Invoking the remote impl directly

As shown above, the remote impl is intended to be invoked through a #[serde(with = "...")] attribute on a field of some other struct.

Invoking the remote impl directly, such as if this is the top-level type being serialized or deserialized, is somewhat more complicated because of the orphan rules as mentioned. The code ultimately generated by these remote derives are not Serialize and Deserialize impls but associated functions with the same signature.

// Technically this derive does not produce a Deserialize impl for Duration, nor
// a Deserialize impl for DurationDef.
//
// Instead it produces a deserialization method DurationDef::deserialize whose
// return type is Duration. The method has the same signature as a Deserialize
// impl for Duration would have but is not a Deserialize impl.
#[derive(Deserialize)]
#[serde(remote = "Duration")]
struct DurationDef {
    secs: i64,
    nanos: i32,
}

Knowing this, the generated method can be invoked directly by passing a Deserializer implementation.

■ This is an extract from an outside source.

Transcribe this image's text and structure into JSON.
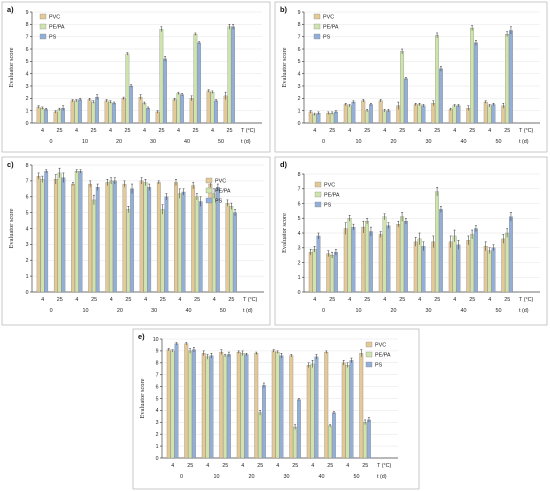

let mut de = serde_json::Deserializer::from_str(j);
let dur = DurationDef::deserialize(&mut de)?;

// `dur` has type Duration

Alternatively we can write a top-level newtype wrapper as a private helper for deserializing the remote type.

#[derive(Deserialize)]
struct Helper(#[serde(with = "DurationDef")] Duration);

let dur = serde_json::from_str(j).map(|Helper(dur)| dur)?;

// `dur` has type Duration